Developed at the University of California, San Diego, the new material is also claimed to withstand temperatures greater than 700 degrees Celsius and survive many years outdoors in spite of exposure to air and humidity. Their work, funded by the US Department of Energy’s SunShot program, was published in Nano Energy.
By contrast, current solar absorber material functions at lower temperatures and needs to be overhauled almost every year for high temperature operations.
‘We wanted to create a material that absorbs sunlight that doesn’t let any of it escape. We want the black hole of sunlight,’ said Sungho Jin, a professor in the department of Mechanical and Aerospace Engineering at UC San Diego Jacobs School of Engineering. Jin, along with professor Zhaowei Liu of the department of Electrical and Computer Engineering, and Mechanical Engineering professor Renkun Chen, developed the silicon boride-coated nanoshell material.
The novel material is said to features a multiscale surface created by using particles of many sizes ranging from 10 nanometres to 10 micrometres. The multiscale structures can trap and absorb light, which contributes to the material’s high efficiency when operated at higher temperatures.
Concentrating solar power (CSP) is an emerging alternative clean energy market that produces approximately 3.5 gigawatts worth of power at power plants around the globe, with additional construction in progress to provide as much as 20 gigawatts of power in coming years.
One of the technology’s attractions is that it can be used to retrofit existing power plants that use coal or fossil fuels because it uses the same process to generate electricity from steam.
CSP power plants create the steam needed to turn a turbine by using sunlight to heat molten salt. The molten salt can also be stored in thermal storage tanks overnight where it can continue to generate steam and electricity, 24 hours a day if desired, a significant advantage over photovoltaic systems that stop producing energy with the sunset.
One of the most common types of CSP systems uses more than 100,000 reflective mirrors to aim sunlight at a tower that has been spray painted with a light absorbing black paint material.
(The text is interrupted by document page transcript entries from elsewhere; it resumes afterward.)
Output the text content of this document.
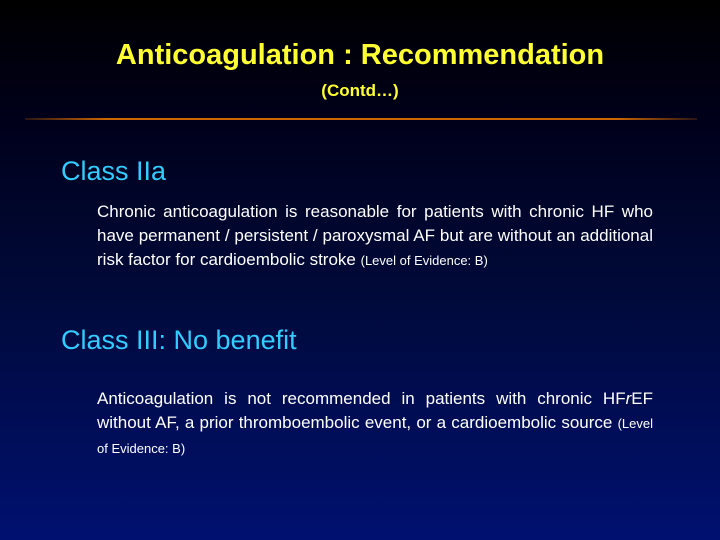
Anticoagulation : Recommendation
(Contd…)
Class IIa
Chronic anticoagulation is reasonable for patients with chronic HF who have permanent / persistent / paroxysmal AF but are without an additional risk factor for cardioembolic stroke (Level of Evidence: B)
Class III: No benefit
Anticoagulation is not recommended in patients with chronic HFrEF without AF, a prior thromboembolic event, or a cardioembolic source (Level of Evidence: B)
The material is designed to maximize sun light absorption and minimize the loss of light that would naturally emit from the surface in the form of infrared radiation.
The UC San Diego team’s combined expertise was used to develop, optimize and characterize a new material for this type of system over the past three years. Researchers included a group of UC San Diego graduate students in materials science and engineering, Justin Taekyoung Kim, Bryan VanSaders, and Jaeyun Moon, who recently joined the faculty of the University of Nevada, Las Vegas. The synthesized nanoshell material is spray-painted in Chen’s lab onto a metal substrate for thermal and mechanical testing. The material’s ability to absorb sunlight is measured in Liu’s optics laboratory using a unique set of instruments that takes spectral measurements from visible light to infrared.
Current CSP plants are shut down about once a year to chip off the degraded sunlight absorbing material and reapply a new coating. That is why DOE’s SunShot program challenged and supported UC San Diego research teams to come up with a material with a substantially longer life cycle, in addition to the higher operating temperature for enhanced energy conversion efficiency. The UC San Diego research team is aiming for many years of usage life, a feat they believe they are close to achieving.